Emprendimiento y paz: La empresa cuyos trabajadores son víctimas y victimarios del conflicto

Un ejemplar caso de emprendimiento fue conocido gracias a una nota publicada por El Tiempo, en la que fue contada la historia de Juan Esteban Garzón y su empresa Casai, la cual además de haberse atrevido a presentar una interesante propuesta en el desarrollo de cereales nativos de café, cacao, quinua y ñame en Medellín, con proceso libres de químicos, también le apuesta a los temas de paz y reconciliación, contratando en su mayoría a personas que hayan estado inmersas en el conflicto del país, ya sea de parte de los victimarios, o que hayan sido víctima de estos.

Toda una historia de tolerancia se refleja en esta empresa, donde además de apostarle a propuestas de nutrición saludable, también han generado toda una filosofía de reconciliación y perdón en Colombia, convirtiéndose en una de las primeras empresas cuya contratación para el proceso productivo lo ejecutan víctimas y victimarios del conflicto armado, con el objetivo de demostrar que los ejercicios de paz pueden dar resultados en el emprendimiento.

El 90% de los empleados varían entre reinsertados de la guerrilla, autodefensas y exmilitares, quienes ayudan a Garzón en esta empresa dedicada a los cereales 100% colombianos, con utilización de materia prima poco tradicional (sin maíz). Estos productos ya han tenido reconocimiento, pues además de lo ya mencionado, es un cereal apto para veganos, diabéticos, pues no tiene azúcares ni químicos.

Casai tiene numerosas historias de alto impacto, que reflejan a su vez la realidad del país, comenzando por una persona que algún día contrató a una persona con varios cursos de alimentos y manejo de maquinaria, pero de quien no tenía referencia personal ni familiar, y que además no figuraba en historiales ni de salud, ni pensiones, ni por el estilo.
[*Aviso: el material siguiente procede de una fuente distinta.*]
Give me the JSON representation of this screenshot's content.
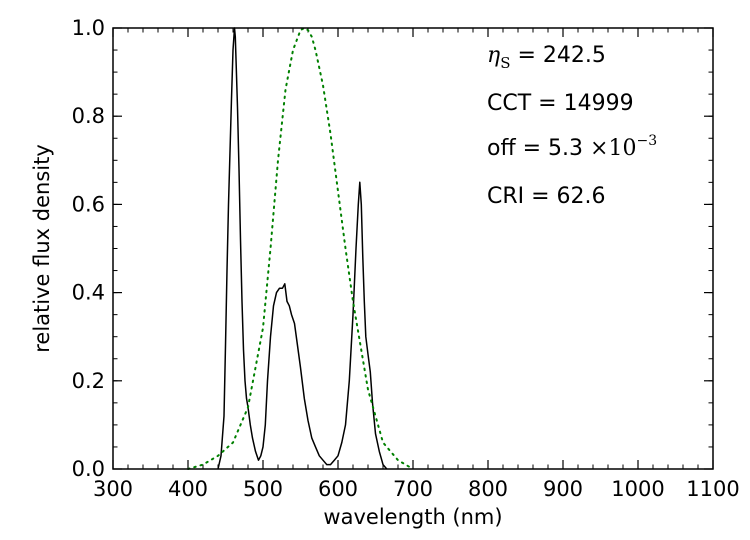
{
  "chart_data": {
    "type": "line",
    "title": "",
    "xlabel": "wavelength (nm)",
    "ylabel": "relative flux density",
    "xlim": [
      300,
      1100
    ],
    "ylim": [
      0.0,
      1.0
    ],
    "x_ticks": [
      300,
      400,
      500,
      600,
      700,
      800,
      900,
      1000,
      1100
    ],
    "x_tick_labels": [
      "300",
      "400",
      "500",
      "600",
      "700",
      "800",
      "900",
      "1000",
      "1100"
    ],
    "y_ticks": [
      0.0,
      0.2,
      0.4,
      0.6,
      0.8,
      1.0
    ],
    "y_tick_labels": [
      "0.0",
      "0.2",
      "0.4",
      "0.6",
      "0.8",
      "1.0"
    ],
    "grid": false,
    "series": [
      {
        "style": "solid",
        "color": "#000000",
        "x": [
          440,
          444,
          448,
          450,
          452,
          454,
          456,
          458,
          460,
          462,
          463,
          464,
          466,
          468,
          470,
          472,
          474,
          476,
          478,
          480,
          483,
          486,
          490,
          494,
          497,
          500,
          503,
          506,
          510,
          514,
          518,
          522,
          526,
          529,
          532,
          535,
          538,
          542,
          546,
          550,
          555,
          560,
          565,
          570,
          575,
          580,
          585,
          590,
          595,
          600,
          605,
          610,
          615,
          620,
          624,
          627,
          629,
          631,
          633,
          635,
          637,
          640,
          643,
          646,
          650,
          655,
          660,
          665
        ],
        "y": [
          0.0,
          0.03,
          0.12,
          0.28,
          0.45,
          0.6,
          0.72,
          0.84,
          0.95,
          1.0,
          0.98,
          0.93,
          0.82,
          0.68,
          0.52,
          0.38,
          0.27,
          0.2,
          0.16,
          0.14,
          0.1,
          0.07,
          0.04,
          0.02,
          0.03,
          0.05,
          0.1,
          0.2,
          0.3,
          0.37,
          0.4,
          0.41,
          0.41,
          0.42,
          0.38,
          0.37,
          0.35,
          0.33,
          0.28,
          0.23,
          0.16,
          0.11,
          0.07,
          0.05,
          0.03,
          0.02,
          0.01,
          0.01,
          0.02,
          0.03,
          0.06,
          0.1,
          0.2,
          0.35,
          0.5,
          0.6,
          0.65,
          0.6,
          0.48,
          0.38,
          0.3,
          0.26,
          0.22,
          0.15,
          0.08,
          0.04,
          0.01,
          0.0
        ]
      },
      {
        "style": "dotted",
        "color": "#008000",
        "x": [
          400,
          420,
          440,
          460,
          480,
          500,
          510,
          520,
          530,
          540,
          550,
          555,
          560,
          565,
          570,
          580,
          590,
          600,
          610,
          620,
          640,
          660,
          680,
          700
        ],
        "y": [
          0.0,
          0.01,
          0.03,
          0.06,
          0.14,
          0.32,
          0.5,
          0.7,
          0.86,
          0.95,
          0.995,
          1.0,
          0.995,
          0.98,
          0.95,
          0.87,
          0.76,
          0.63,
          0.5,
          0.38,
          0.18,
          0.06,
          0.02,
          0.0
        ]
      }
    ],
    "annotations": {
      "eta": {
        "symbol": "η",
        "subscript": "S",
        "text": " = 242.5"
      },
      "cct": "CCT = 14999",
      "off": {
        "prefix": "off = 5.3 ",
        "times": "×10",
        "exponent": "−3"
      },
      "cri": "CRI = 62.6"
    }
  }
}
Su nombre es Alberto Hernández Ávila, y él mismo fue el que se encargó de confesarle a Garzón que realmente había mentido en su hoja de vida, pero que su conciencia no lo dejaba continuar y tuvo que contarle que es un “exmilitar condenado por falsos positivos” que acababa de salir de la cárcel apenas nueve días atrás después de nueve años.

Garzón decidió permitirle que continuara trabajando, e incluso lo dejó contarle su historia a los demás compañeros en la empresa, lo que resultó desencadenando en más precedentes llamativos entre quienes allí trabajaban, como lo es la aparición de Juan, un hombre que trabajando como operario, empezó a llorar al momento de escuchar la historia de Hernández, contándole que su padre fue una de las víctimas de falsos positivos.

Todo esto dio lugar a una nueva etapa en la empresa en múltiples aspectos. Los hombres que a simple vista podrían verse como victimario y víctima, resultaron convirtiéndose en grandes amigos a niveles bastante cercanos. Esta historia inspiró a Garzón, quien tomó la decisión de comenzar a contratar a personas que de algún modo estuvieran vinculados con el conflicto.

“Parece que nadie quiere contratar gente del conflicto, sean victimarios o víctimas. Lo sé porque le pedí a Comfama que me ayudara con una convocatoria para esta población y me llegaron 2.000 hojas de vida”, dijo Garzón citado por El Tiempo.
Habló además sobre cómo la empresa conlleva un proceso de resocialización para todas las partes del conflicto que lleguen, y sus aportes han impulsado el crecimiento de Casai.

“Póngase la mano en el corazón y abrannos las puertas de sus empresas, nos piden experiencia laboral y nadie nos da la primera oportunidad de demostrar que podemos servir, que podemos trabajar y aportarles a su proyecto”, expresó el exmilitar Hernández.